La grille TIME : quatre destinations possibles
La méthode TIME (Tolerate, Invest, Migrate, Eliminate), popularisée par Gartner, reste l’outil le plus simple pour classer un portefeuille. Chaque application doit se retrouver dans une seule case — pas dans deux, jamais dans aucune.
Tolerate
Valeur fonctionnelle correcte, qualité technique acceptable. À maintenir sans investissement majeur.
Invest
Valeur fonctionnelle forte mais qualité technique à améliorer. Cible de modernisation prioritaire.
Migrate
Valeur fonctionnelle forte mais technologie en fin de vie. Replatformer vers une alternative moderne.
Eliminate
Faible valeur fonctionnelle ou doublon. À retirer du portefeuille — c’est ici que la rationalisation se joue.

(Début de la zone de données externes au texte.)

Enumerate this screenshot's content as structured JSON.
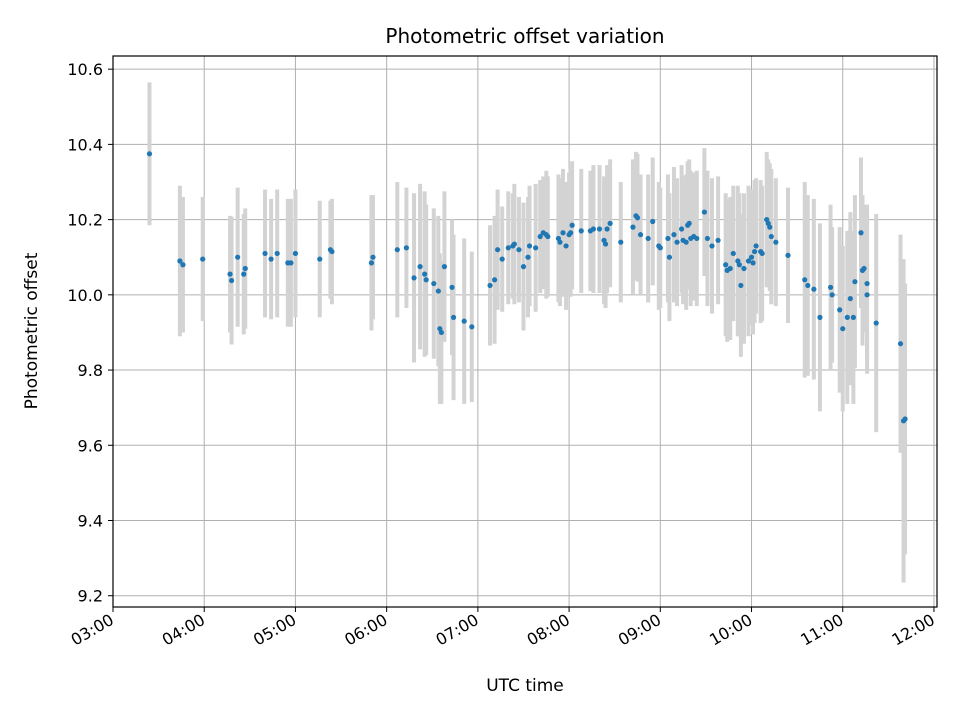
{
  "chart_data": {
    "type": "scatter",
    "title": "Photometric offset variation",
    "xlabel": "UTC time",
    "ylabel": "Photometric offset",
    "xlim": [
      "03:00",
      "12:02"
    ],
    "ylim": [
      9.17,
      10.635
    ],
    "x_ticks": [
      "03:00",
      "04:00",
      "05:00",
      "06:00",
      "07:00",
      "08:00",
      "09:00",
      "10:00",
      "11:00",
      "12:00"
    ],
    "y_ticks": [
      9.2,
      9.4,
      9.6,
      9.8,
      10.0,
      10.2,
      10.4,
      10.6
    ],
    "y_tick_labels": [
      "9.2",
      "9.4",
      "9.6",
      "9.8",
      "10.0",
      "10.2",
      "10.4",
      "10.6"
    ],
    "grid": true,
    "marker_color": "#1f77b4",
    "errorbar_color": "#d3d3d3",
    "points": [
      [
        "03:24",
        10.375,
        0.19
      ],
      [
        "03:44",
        10.09,
        0.2
      ],
      [
        "03:46",
        10.08,
        0.18
      ],
      [
        "03:59",
        10.095,
        0.165
      ],
      [
        "04:17",
        10.055,
        0.155
      ],
      [
        "04:18",
        10.038,
        0.17
      ],
      [
        "04:22",
        10.1,
        0.185
      ],
      [
        "04:26",
        10.055,
        0.16
      ],
      [
        "04:27",
        10.07,
        0.16
      ],
      [
        "04:40",
        10.11,
        0.17
      ],
      [
        "04:44",
        10.095,
        0.16
      ],
      [
        "04:48",
        10.11,
        0.17
      ],
      [
        "04:55",
        10.085,
        0.17
      ],
      [
        "04:57",
        10.085,
        0.17
      ],
      [
        "05:00",
        10.11,
        0.17
      ],
      [
        "05:16",
        10.095,
        0.155
      ],
      [
        "05:23",
        10.12,
        0.13
      ],
      [
        "05:24",
        10.115,
        0.14
      ],
      [
        "05:50",
        10.085,
        0.18
      ],
      [
        "05:51",
        10.1,
        0.165
      ],
      [
        "06:07",
        10.12,
        0.18
      ],
      [
        "06:13",
        10.125,
        0.16
      ],
      [
        "06:18",
        10.045,
        0.225
      ],
      [
        "06:22",
        10.075,
        0.22
      ],
      [
        "06:25",
        10.055,
        0.22
      ],
      [
        "06:26",
        10.04,
        0.2
      ],
      [
        "06:31",
        10.03,
        0.2
      ],
      [
        "06:34",
        10.01,
        0.2
      ],
      [
        "06:35",
        9.91,
        0.2
      ],
      [
        "06:36",
        9.9,
        0.19
      ],
      [
        "06:38",
        10.075,
        0.2
      ],
      [
        "06:43",
        10.02,
        0.18
      ],
      [
        "06:44",
        9.94,
        0.22
      ],
      [
        "06:51",
        9.93,
        0.22
      ],
      [
        "06:56",
        9.915,
        0.2
      ],
      [
        "07:08",
        10.025,
        0.16
      ],
      [
        "07:11",
        10.04,
        0.17
      ],
      [
        "07:13",
        10.12,
        0.16
      ],
      [
        "07:16",
        10.095,
        0.14
      ],
      [
        "07:20",
        10.125,
        0.15
      ],
      [
        "07:23",
        10.13,
        0.14
      ],
      [
        "07:24",
        10.135,
        0.16
      ],
      [
        "07:27",
        10.12,
        0.14
      ],
      [
        "07:30",
        10.075,
        0.17
      ],
      [
        "07:33",
        10.1,
        0.16
      ],
      [
        "07:34",
        10.13,
        0.16
      ],
      [
        "07:38",
        10.125,
        0.17
      ],
      [
        "07:41",
        10.155,
        0.15
      ],
      [
        "07:43",
        10.165,
        0.15
      ],
      [
        "07:45",
        10.16,
        0.17
      ],
      [
        "07:46",
        10.155,
        0.16
      ],
      [
        "07:53",
        10.15,
        0.17
      ],
      [
        "07:54",
        10.14,
        0.17
      ],
      [
        "07:56",
        10.165,
        0.17
      ],
      [
        "07:58",
        10.13,
        0.17
      ],
      [
        "08:00",
        10.16,
        0.165
      ],
      [
        "08:01",
        10.165,
        0.17
      ],
      [
        "08:02",
        10.185,
        0.17
      ],
      [
        "08:08",
        10.17,
        0.165
      ],
      [
        "08:14",
        10.17,
        0.16
      ],
      [
        "08:16",
        10.175,
        0.17
      ],
      [
        "08:20",
        10.175,
        0.17
      ],
      [
        "08:23",
        10.145,
        0.17
      ],
      [
        "08:24",
        10.135,
        0.17
      ],
      [
        "08:25",
        10.175,
        0.17
      ],
      [
        "08:27",
        10.19,
        0.17
      ],
      [
        "08:34",
        10.14,
        0.16
      ],
      [
        "08:42",
        10.18,
        0.18
      ],
      [
        "08:44",
        10.21,
        0.17
      ],
      [
        "08:45",
        10.205,
        0.17
      ],
      [
        "08:47",
        10.16,
        0.16
      ],
      [
        "08:52",
        10.15,
        0.17
      ],
      [
        "08:55",
        10.195,
        0.17
      ],
      [
        "08:59",
        10.13,
        0.17
      ],
      [
        "09:00",
        10.125,
        0.16
      ],
      [
        "09:05",
        10.15,
        0.17
      ],
      [
        "09:06",
        10.1,
        0.17
      ],
      [
        "09:09",
        10.16,
        0.18
      ],
      [
        "09:11",
        10.14,
        0.17
      ],
      [
        "09:14",
        10.175,
        0.17
      ],
      [
        "09:15",
        10.145,
        0.17
      ],
      [
        "09:17",
        10.14,
        0.18
      ],
      [
        "09:18",
        10.185,
        0.17
      ],
      [
        "09:19",
        10.19,
        0.17
      ],
      [
        "09:20",
        10.15,
        0.18
      ],
      [
        "09:22",
        10.155,
        0.17
      ],
      [
        "09:24",
        10.15,
        0.18
      ],
      [
        "09:29",
        10.22,
        0.17
      ],
      [
        "09:31",
        10.15,
        0.18
      ],
      [
        "09:34",
        10.13,
        0.18
      ],
      [
        "09:38",
        10.145,
        0.17
      ],
      [
        "09:43",
        10.08,
        0.19
      ],
      [
        "09:44",
        10.065,
        0.19
      ],
      [
        "09:46",
        10.07,
        0.19
      ],
      [
        "09:48",
        10.11,
        0.18
      ],
      [
        "09:51",
        10.09,
        0.2
      ],
      [
        "09:52",
        10.08,
        0.19
      ],
      [
        "09:53",
        10.025,
        0.19
      ],
      [
        "09:55",
        10.07,
        0.2
      ],
      [
        "09:58",
        10.09,
        0.2
      ],
      [
        "10:00",
        10.1,
        0.18
      ],
      [
        "10:01",
        10.085,
        0.19
      ],
      [
        "10:02",
        10.115,
        0.19
      ],
      [
        "10:03",
        10.13,
        0.18
      ],
      [
        "10:06",
        10.115,
        0.19
      ],
      [
        "10:07",
        10.11,
        0.18
      ],
      [
        "10:10",
        10.2,
        0.18
      ],
      [
        "10:11",
        10.19,
        0.17
      ],
      [
        "10:12",
        10.18,
        0.17
      ],
      [
        "10:13",
        10.155,
        0.18
      ],
      [
        "10:16",
        10.14,
        0.17
      ],
      [
        "10:24",
        10.105,
        0.18
      ],
      [
        "10:35",
        10.04,
        0.26
      ],
      [
        "10:37",
        10.025,
        0.24
      ],
      [
        "10:41",
        10.015,
        0.24
      ],
      [
        "10:45",
        9.94,
        0.25
      ],
      [
        "10:52",
        10.02,
        0.22
      ],
      [
        "10:53",
        10.0,
        0.18
      ],
      [
        "10:58",
        9.96,
        0.22
      ],
      [
        "11:00",
        9.91,
        0.22
      ],
      [
        "11:03",
        9.94,
        0.23
      ],
      [
        "11:05",
        9.99,
        0.23
      ],
      [
        "11:07",
        9.94,
        0.23
      ],
      [
        "11:08",
        10.035,
        0.23
      ],
      [
        "11:12",
        10.165,
        0.2
      ],
      [
        "11:13",
        10.065,
        0.2
      ],
      [
        "11:14",
        10.07,
        0.17
      ],
      [
        "11:16",
        10.0,
        0.21
      ],
      [
        "11:16",
        10.03,
        0.21
      ],
      [
        "11:22",
        9.925,
        0.29
      ],
      [
        "11:38",
        9.87,
        0.29
      ],
      [
        "11:40",
        9.665,
        0.43
      ],
      [
        "11:41",
        9.67,
        0.36
      ]
    ]
  }
}
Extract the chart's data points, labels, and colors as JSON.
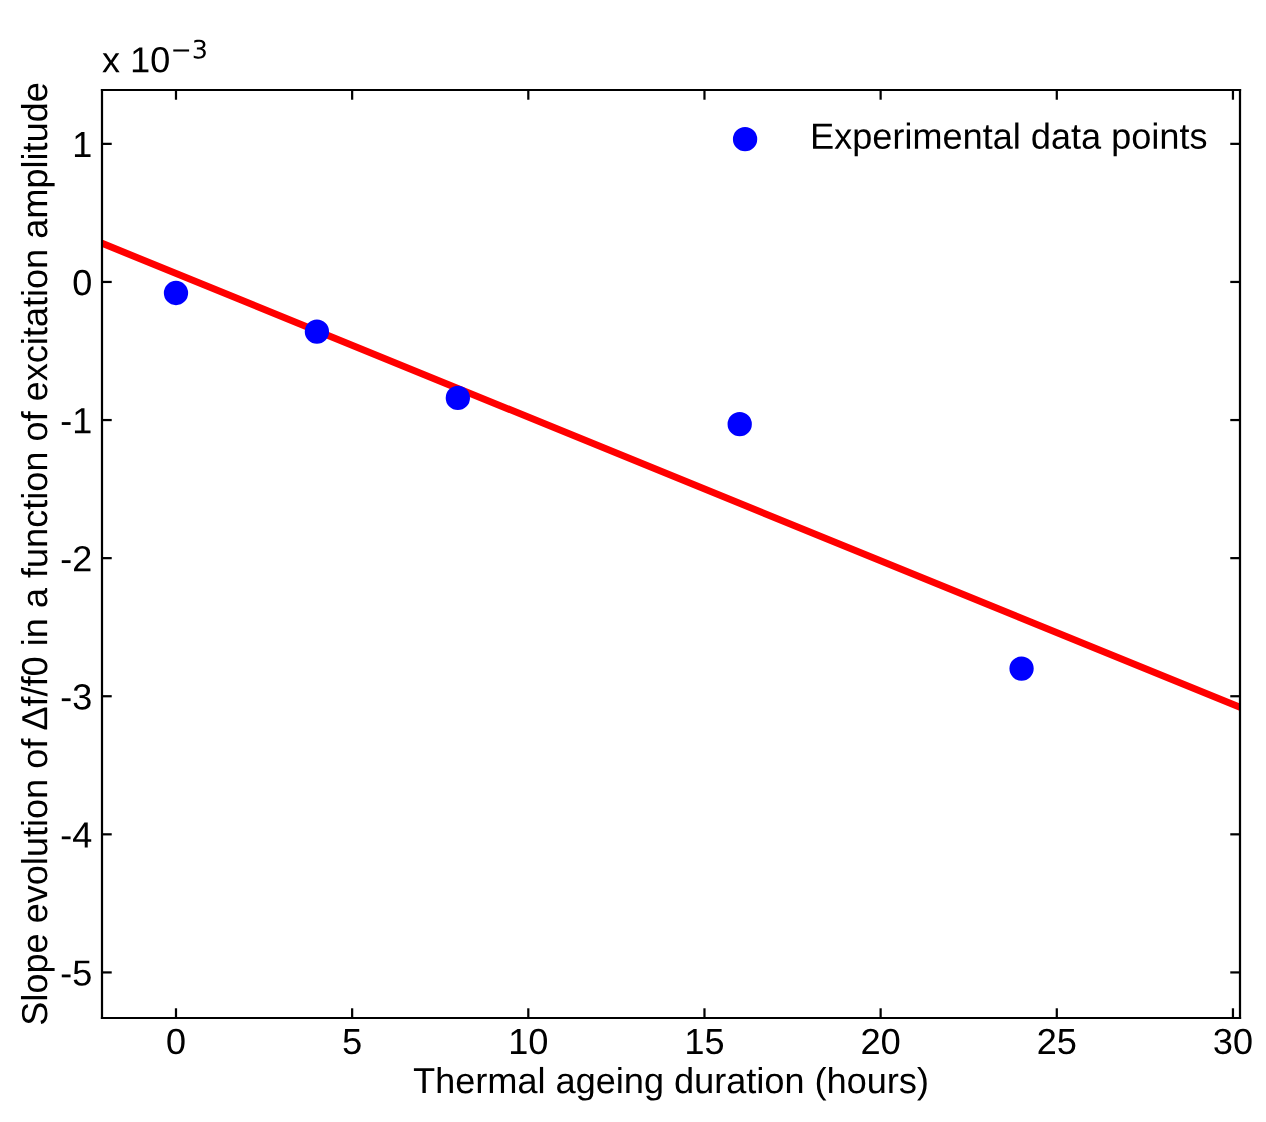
{
  "chart_data": {
    "type": "scatter",
    "xlabel": "Thermal ageing duration (hours)",
    "ylabel": "Slope evolution of Δf/f0 in a function of excitation amplitude",
    "annotations": [
      "x 10$^{−3}$"
    ],
    "series": [
      {
        "name": "Experimental data points",
        "color": "#0000ff",
        "marker": "circle",
        "x": [
          0,
          4,
          8,
          16,
          24
        ],
        "values": [
          -0.08,
          -0.36,
          -0.84,
          -1.03,
          -2.8
        ]
      },
      {
        "type": "line",
        "color": "#ff0000",
        "marker": "none",
        "line_style": "solid",
        "x": [
          -2.1,
          30.2
        ],
        "values": [
          0.28,
          -3.08
        ]
      }
    ],
    "xlim": [
      -2.1,
      30.2
    ],
    "xticks": [
      0,
      5,
      10,
      15,
      20,
      25,
      30
    ],
    "ylim": [
      -5.33,
      1.39
    ],
    "yticks": [
      -5,
      -4,
      -3,
      -2,
      -1,
      0,
      1
    ],
    "grid": false,
    "legend": "top right"
  }
}
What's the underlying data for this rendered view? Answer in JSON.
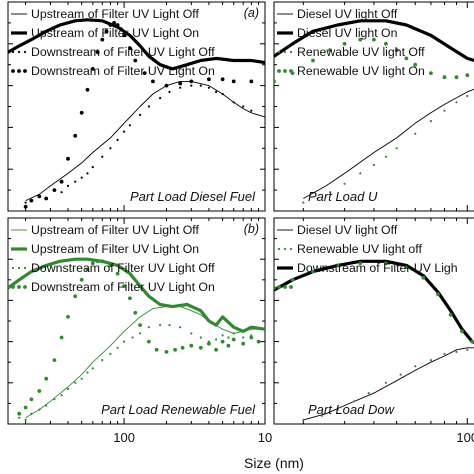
{
  "figure": {
    "xlabel": "Size (nm)",
    "bottom_tick_labels": [
      {
        "panel": 2,
        "x": 100,
        "text": "100"
      },
      {
        "panel": 2,
        "x": 1000,
        "text": "10"
      },
      {
        "panel": 3,
        "x": 100,
        "text": "100"
      }
    ]
  },
  "chart_data": [
    {
      "type": "line",
      "panel_label": "(a)",
      "annotation": "Part Load Diesel Fuel",
      "xscale": "log",
      "xlim": [
        15,
        1000
      ],
      "ylim": [
        0,
        1
      ],
      "legend_placement": "top-left",
      "series": [
        {
          "name": "Upstream of Filter UV Light Off",
          "style": "thin",
          "color": "#000000",
          "x": [
            20,
            25,
            30,
            40,
            50,
            60,
            80,
            100,
            130,
            160,
            200,
            250,
            300,
            400,
            500,
            600,
            700,
            800,
            1000
          ],
          "y": [
            0.05,
            0.08,
            0.12,
            0.18,
            0.23,
            0.28,
            0.35,
            0.42,
            0.5,
            0.56,
            0.6,
            0.62,
            0.62,
            0.6,
            0.56,
            0.52,
            0.49,
            0.47,
            0.45
          ]
        },
        {
          "name": "Upstream of Filter UV Light On",
          "style": "thick",
          "color": "#000000",
          "x": [
            15,
            18,
            22,
            28,
            35,
            45,
            55,
            70,
            90,
            110,
            130,
            150,
            180,
            220,
            280,
            350,
            450,
            600,
            800,
            1000
          ],
          "y": [
            0.76,
            0.79,
            0.82,
            0.86,
            0.89,
            0.91,
            0.915,
            0.91,
            0.88,
            0.84,
            0.79,
            0.74,
            0.7,
            0.68,
            0.7,
            0.72,
            0.73,
            0.72,
            0.72,
            0.71
          ]
        },
        {
          "name": "Downstream of Filter UV Light Off",
          "style": "open-dots",
          "color": "#000000",
          "x": [
            20,
            22,
            25,
            28,
            32,
            36,
            40,
            45,
            50,
            55,
            60,
            70,
            80,
            90,
            100,
            110,
            130,
            150,
            180,
            210,
            250,
            300,
            350,
            400,
            450,
            500,
            600,
            700,
            800
          ],
          "y": [
            0.04,
            0.05,
            0.07,
            0.06,
            0.1,
            0.09,
            0.12,
            0.14,
            0.16,
            0.18,
            0.21,
            0.26,
            0.3,
            0.34,
            0.38,
            0.41,
            0.46,
            0.5,
            0.54,
            0.57,
            0.59,
            0.6,
            0.6,
            0.59,
            0.57,
            0.56,
            0.52,
            0.5,
            0.48
          ]
        },
        {
          "name": "Downstream of Filter UV Light On",
          "style": "filled-dots",
          "color": "#000000",
          "x": [
            20,
            22,
            25,
            28,
            32,
            36,
            40,
            45,
            50,
            55,
            60,
            65,
            70,
            75,
            80,
            85,
            90,
            95,
            100,
            110,
            120,
            140,
            160,
            200,
            250,
            300,
            400,
            500,
            600,
            800
          ],
          "y": [
            0.02,
            0.05,
            0.07,
            0.06,
            0.1,
            0.14,
            0.25,
            0.36,
            0.47,
            0.58,
            0.68,
            0.76,
            0.82,
            0.86,
            0.89,
            0.9,
            0.89,
            0.87,
            0.84,
            0.78,
            0.72,
            0.66,
            0.62,
            0.6,
            0.61,
            0.62,
            0.63,
            0.63,
            0.62,
            0.62
          ]
        }
      ]
    },
    {
      "type": "line",
      "annotation": "Part Load U",
      "xscale": "log",
      "xlim": [
        15,
        130
      ],
      "ylim": [
        0,
        1
      ],
      "legend_placement": "top-left",
      "series": [
        {
          "name": "Diesel UV light Off",
          "style": "thin",
          "color": "#000000",
          "x": [
            20,
            25,
            30,
            40,
            50,
            60,
            70,
            80,
            100,
            130
          ],
          "y": [
            0.06,
            0.12,
            0.18,
            0.28,
            0.35,
            0.42,
            0.47,
            0.51,
            0.57,
            0.62
          ]
        },
        {
          "name": "Diesel UV light On",
          "style": "thick",
          "color": "#000000",
          "x": [
            15,
            18,
            22,
            28,
            35,
            45,
            55,
            70,
            85,
            100,
            115,
            130
          ],
          "y": [
            0.74,
            0.8,
            0.86,
            0.89,
            0.91,
            0.91,
            0.89,
            0.84,
            0.78,
            0.73,
            0.71,
            0.7
          ]
        },
        {
          "name": "Renewable UV light Off",
          "style": "open-dots",
          "color": "#2e8b2e",
          "x": [
            20,
            23,
            26,
            30,
            35,
            40,
            45,
            50,
            60,
            70,
            80,
            90,
            100,
            115,
            130
          ],
          "y": [
            0.04,
            0.06,
            0.09,
            0.13,
            0.18,
            0.22,
            0.26,
            0.3,
            0.37,
            0.43,
            0.48,
            0.52,
            0.55,
            0.59,
            0.62
          ]
        },
        {
          "name": "Renewable UV light On",
          "style": "filled-dots",
          "color": "#2e8b2e",
          "x": [
            15,
            18,
            22,
            26,
            30,
            35,
            40,
            45,
            50,
            55,
            60,
            70,
            80,
            90,
            100,
            115,
            130
          ],
          "y": [
            0.62,
            0.66,
            0.72,
            0.77,
            0.8,
            0.82,
            0.82,
            0.8,
            0.77,
            0.73,
            0.7,
            0.66,
            0.64,
            0.64,
            0.65,
            0.66,
            0.67
          ]
        }
      ]
    },
    {
      "type": "line",
      "panel_label": "(b)",
      "annotation": "Part Load Renewable Fuel",
      "xscale": "log",
      "xlim": [
        15,
        1000
      ],
      "ylim": [
        0,
        1
      ],
      "legend_placement": "top-left",
      "series": [
        {
          "name": "Upstream of Filter UV Light Off",
          "style": "thin",
          "color": "#2e8b2e",
          "x": [
            20,
            25,
            30,
            40,
            50,
            60,
            80,
            100,
            130,
            160,
            200,
            250,
            300,
            350,
            400,
            500,
            600,
            700,
            800,
            1000
          ],
          "y": [
            0.03,
            0.07,
            0.11,
            0.18,
            0.24,
            0.3,
            0.38,
            0.45,
            0.52,
            0.56,
            0.57,
            0.57,
            0.55,
            0.53,
            0.5,
            0.46,
            0.44,
            0.45,
            0.46,
            0.46
          ]
        },
        {
          "name": "Upstream of Filter UV Light On",
          "style": "thick",
          "color": "#2e8b2e",
          "x": [
            15,
            18,
            22,
            28,
            35,
            45,
            55,
            70,
            90,
            110,
            130,
            150,
            180,
            220,
            280,
            350,
            400,
            450,
            500,
            600,
            700,
            800,
            1000
          ],
          "y": [
            0.66,
            0.7,
            0.74,
            0.77,
            0.79,
            0.8,
            0.8,
            0.79,
            0.77,
            0.73,
            0.67,
            0.62,
            0.58,
            0.57,
            0.58,
            0.55,
            0.5,
            0.48,
            0.52,
            0.47,
            0.45,
            0.47,
            0.46
          ]
        },
        {
          "name": "Downstream of Filter UV Light Off",
          "style": "open-dots",
          "color": "#2e8b2e",
          "x": [
            18,
            20,
            22,
            25,
            28,
            32,
            36,
            40,
            45,
            50,
            55,
            60,
            70,
            80,
            90,
            100,
            115,
            130,
            150,
            180,
            210,
            250,
            300,
            350,
            400,
            450,
            500,
            550,
            600,
            700,
            800
          ],
          "y": [
            0.03,
            0.02,
            0.05,
            0.07,
            0.09,
            0.12,
            0.14,
            0.17,
            0.2,
            0.22,
            0.25,
            0.27,
            0.31,
            0.34,
            0.37,
            0.4,
            0.42,
            0.44,
            0.47,
            0.48,
            0.48,
            0.47,
            0.44,
            0.42,
            0.4,
            0.41,
            0.43,
            0.42,
            0.44,
            0.42,
            0.43
          ]
        },
        {
          "name": "Downstream of Filter UV Light On",
          "style": "filled-dots",
          "color": "#2e8b2e",
          "x": [
            18,
            20,
            22,
            25,
            28,
            32,
            36,
            40,
            45,
            50,
            55,
            60,
            65,
            70,
            80,
            90,
            100,
            110,
            120,
            130,
            150,
            170,
            200,
            230,
            260,
            300,
            350,
            400,
            450,
            500,
            550,
            600,
            700,
            800,
            900
          ],
          "y": [
            0.05,
            0.08,
            0.12,
            0.16,
            0.22,
            0.31,
            0.42,
            0.52,
            0.62,
            0.7,
            0.75,
            0.78,
            0.79,
            0.79,
            0.77,
            0.73,
            0.67,
            0.61,
            0.54,
            0.48,
            0.4,
            0.36,
            0.35,
            0.36,
            0.37,
            0.38,
            0.37,
            0.39,
            0.36,
            0.4,
            0.38,
            0.41,
            0.39,
            0.42,
            0.4
          ]
        }
      ]
    },
    {
      "type": "line",
      "annotation": "Part Load Dow",
      "xscale": "log",
      "xlim": [
        15,
        130
      ],
      "ylim": [
        0,
        1
      ],
      "legend_placement": "top-left",
      "series": [
        {
          "name": "Diesel UV light Off",
          "style": "thin",
          "color": "#000000",
          "x": [
            20,
            25,
            30,
            40,
            50,
            60,
            70,
            80,
            90,
            100,
            110,
            120,
            130
          ],
          "y": [
            0.02,
            0.05,
            0.09,
            0.15,
            0.21,
            0.26,
            0.3,
            0.33,
            0.36,
            0.37,
            0.37,
            0.38,
            0.38
          ]
        },
        {
          "name": "Renewable UV light off",
          "style": "open-dots",
          "color": "#2e8b2e",
          "x": [
            20,
            24,
            28,
            33,
            38,
            45,
            52,
            60,
            70,
            80,
            90,
            100,
            110,
            120,
            130
          ],
          "y": [
            0.02,
            0.04,
            0.07,
            0.11,
            0.15,
            0.2,
            0.24,
            0.28,
            0.31,
            0.34,
            0.35,
            0.36,
            0.37,
            0.36,
            0.37
          ]
        },
        {
          "name": "Downstream of Filter UV Ligh",
          "style": "thick",
          "color": "#000000",
          "x": [
            15,
            18,
            22,
            28,
            35,
            45,
            55,
            65,
            75,
            85,
            95,
            105,
            115,
            125,
            130
          ],
          "y": [
            0.65,
            0.7,
            0.74,
            0.77,
            0.79,
            0.79,
            0.77,
            0.72,
            0.64,
            0.55,
            0.46,
            0.4,
            0.38,
            0.39,
            0.38
          ]
        },
        {
          "name": "",
          "style": "filled-dots",
          "color": "#2e8b2e",
          "x": [
            15,
            18,
            22,
            28,
            35,
            45,
            55,
            65,
            75,
            85,
            95,
            105,
            115,
            125,
            130
          ],
          "y": [
            0.66,
            0.7,
            0.74,
            0.77,
            0.78,
            0.78,
            0.76,
            0.71,
            0.63,
            0.53,
            0.45,
            0.4,
            0.39,
            0.4,
            0.39
          ]
        }
      ]
    }
  ]
}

La méthode 5R, parfois étendue en 8R, propose un découpage plus fin pour les transformations cloud. Pour l’exercice de rationalisation applicative pure, TIME suffit — et sa simplicité est une force.
La règle des trois cohortes
Le piège classique de la rationalisation : vouloir tout traiter en même temps. Une démarche tenable s’organise en trois cohortes successives, chacune ciblant un type d’application différent.
Cohorte 1 — les doublons évidents (3 à 6 mois). Deux outils pour la même fonction. Le moins utilisé sort, le plus utilisé absorbe les utilisateurs. Gain rapide, opposition faible, sert de preuve de capacité pour la suite.
Cohorte 2 — les applications à faible usage (6 à 12 mois). Moins de 20 % d’utilisateurs actifs, pas de doublon mais valeur marginale. La décision est plus politique : il faut traiter individuellement avec chaque sponsor. La cohorte la plus instructive sur la dynamique organisationnelle.
Cohorte 3 — les remplacements stratégiques (12 à 24 mois). Applications valorisées mais obsolètes techniquement, ou silos métier à fusionner. Vrai projet d’intégration, à mener sous régime projet.
Pourquoi la sortie d’application est si difficile
Le retrait d’une application implique presque toujours trois pertes : une perte de fonctionnalité (jamais 100 % remplacée), une perte de confort utilisateur (changer d’outil coûte du temps), et une perte de données historiques (l’export n’est jamais aussi propre que l’usage en ligne). Ces trois pertes sont supportées par les utilisateurs immédiatement, alors que les gains — coût, sécurité, simplicité — sont diffus et différés. C’est cette asymétrie qui explique pourquoi les applications survivent à elles-mêmes pendant des années.
La seule réponse opérationnelle : désigner pour chaque application un Accountable de sa sortie, avec un horizon et un critère de décision. Sans cette désignation, la sortie est techniquement possible mais politiquement impossible.
Ce qu’il faut retenir
- Une rationalisation échoue parce qu’elle est pensée comme un projet. C’est un changement de processus — gouvernance avant analyse.
- La grille TIME classe simplement, et sa simplicité est une force. Toute application non classée est un risque latent.
- Trois cohortes successives, jamais en parallèle. Doublons, faible usage, remplacements stratégiques — dans cet ordre.